The surrogate construction uses all available data, including
derivatives, not only function evaluations. Include the keyword
:dakkw:`model-surrogate-global-use_derivatives` to indicate the
availability of derivative information. When specified, the user can
then enable response derivatives, e.g., with
:dakkw:`responses-numerical_gradients` or
:dakkw:`responses-analytic_hessians`. More details on using gradients
and Hessians, when available from the simulation can be found in
:dakkw:`responses`.

The features of the current (Voronoi) piecewise decomposition choice are
further explained below:

-  In the Voronoi piecewise decomposition option, we decompose the
   high-dimensional parameter space using the implicit Voronoi
   tessellation around the known function evaluations as seeds. Using
   this approach, any point in the domain is assigned to a Voronoi cell
   using a simple nearest neighbor search, and the neighbor cells are
   then identified using Spoke Darts without constructing an explicit
   mesh.

-  The one-to-one mapping between the number of function evaluations and
   the number of Voronoi cells, regardless of the number of dimensions,
   eliminates the curse of dimensionality associated with standard
   domain decompositions. This Voronoi decomposition enables low-order
   piecewise polynomial approximation of the underlying function (and
   the associated error estimate) in the neighborhood of each function
   evaluation, independently. Moreover, the tessellation is naturally
   updated with the addition of new function evaluations.

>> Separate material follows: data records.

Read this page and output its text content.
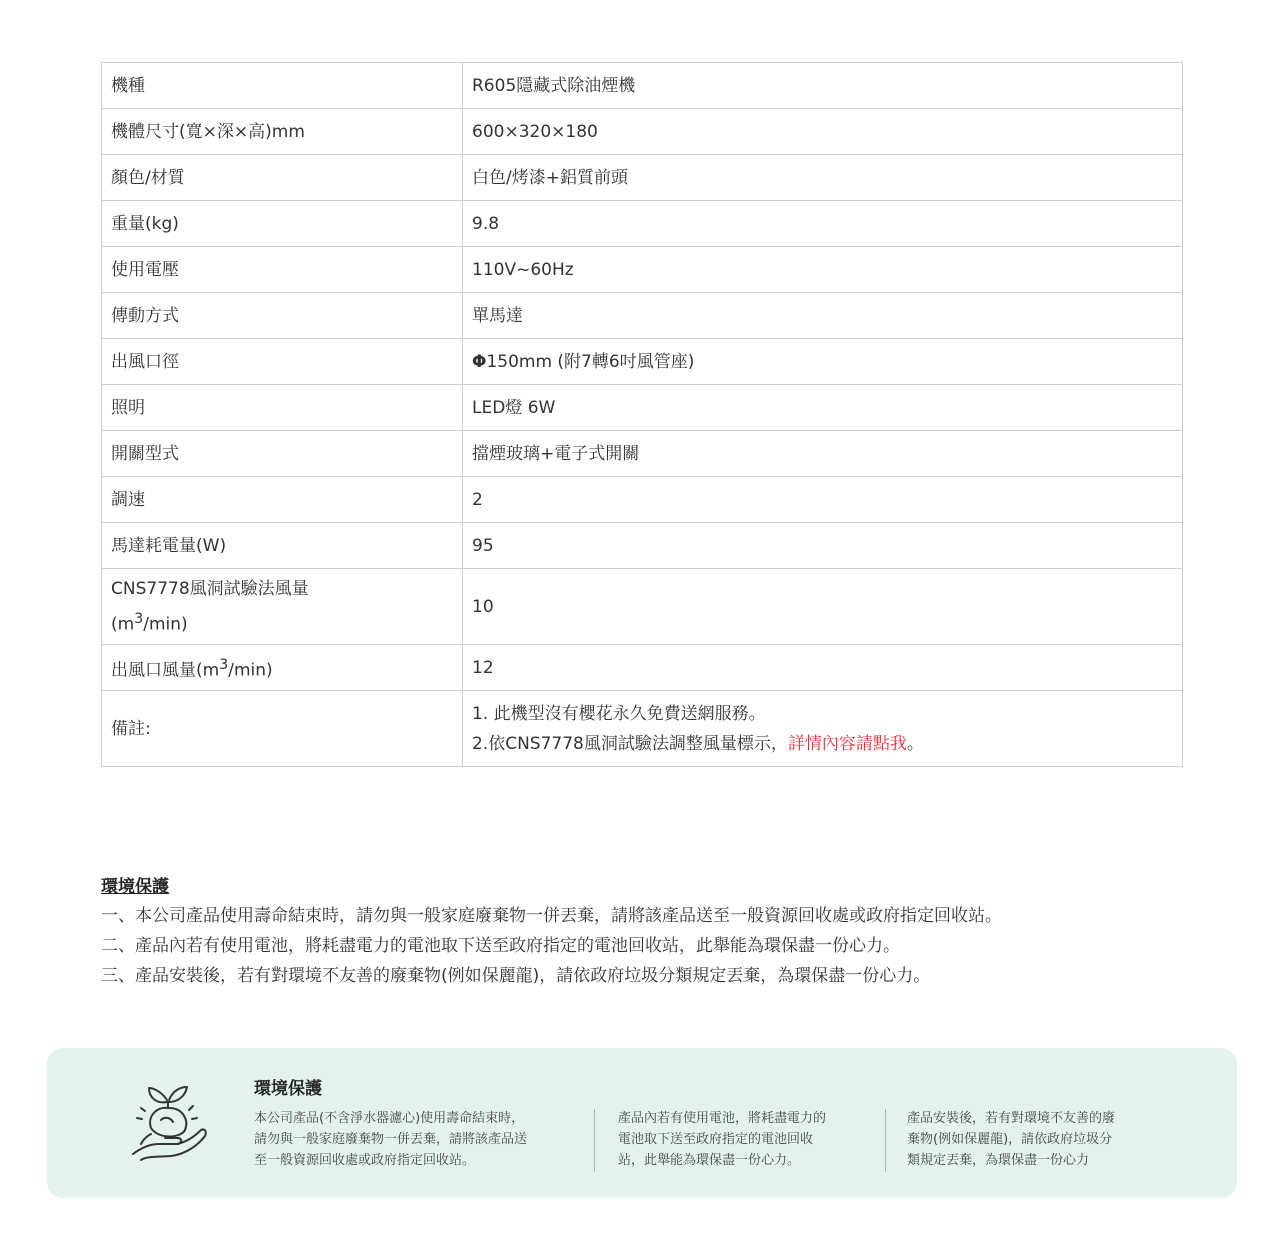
機種	R605隱藏式除油煙機
機體尺寸(寬×深×高)mm	600×320×180
顏色/材質	白色/烤漆+鋁質前頭
重量(kg)	9.8
使用電壓	110V~60Hz
傳動方式	單馬達
出風口徑	Φ150mm (附7轉6吋風管座)
照明	LED燈 6W
開關型式	擋煙玻璃+電子式開關
調速	2
馬達耗電量(W)	95
CNS7778風洞試驗法風量
$(m^3/\min)$	10
出風口風量$(m^3/\min)$	12
備註:	1. 此機型沒有櫻花永久免費送網服務。
2.依CNS7778風洞試驗法調整風量標示，詳情內容請點我。
環境保護
一、本公司產品使用壽命結束時，請勿與一般家庭廢棄物一併丟棄，請將該產品送至一般資源回收處或政府指定回收站。
二、產品內若有使用電池，將耗盡電力的電池取下送至政府指定的電池回收站，此舉能為環保盡一份心力。
三、產品安裝後，若有對環境不友善的廢棄物(例如保麗龍)，請依政府垃圾分類規定丟棄，為環保盡一份心力。
環境保護
本公司產品(不含淨水器濾心)使用壽命結束時，
請勿與一般家庭廢棄物一併丟棄，請將該產品送
至一般資源回收處或政府指定回收站。
產品內若有使用電池，將耗盡電力的
電池取下送至政府指定的電池回收
站，此舉能為環保盡一份心力。
產品安裝後，若有對環境不友善的廢
棄物(例如保麗龍)，請依政府垃圾分
類規定丟棄，為環保盡一份心力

Extending the piecewise decomposition option to other global surrogate
models is under development.

.. _`models:surf:diagnostics`:

Surrogate Diagnostic Metrics
^^^^^^^^^^^^^^^^^^^^^^^^^^^^

The surrogate models provided by Dakota’s Surfpack package (polynomial,
Kriging, ANN, MARS, RBF, and MLS) as well as the experimental surrogates
include the ability to compute diagnostic metrics on the basis of (1)
simple prediction error with respect to the training data, (2)
prediction error estimated by cross-validation (iteratively omitting
subsets of the training data), and (3) prediction error with respect to
user-supplied hold-out or challenge data. All diagnostics are based on
differences between :math:`o(x_i)` the observed value, and
:math:`p(x_i)`, the surrogate model prediction for training (or omitted
or challenge) data point :math:`x_i`. In the simple error metric case,
the points :math:`x_i` are those used to train the model, for cross
validation they are points selectively omitted from the build, and for
challenge data, they are supplementary points provided by the user. The
basic metrics are specified via the
:dakkw:`model-surrogate-global-metrics` keyword, followed by one or
more of the strings shown in :numref:`table:model:diagnostics`.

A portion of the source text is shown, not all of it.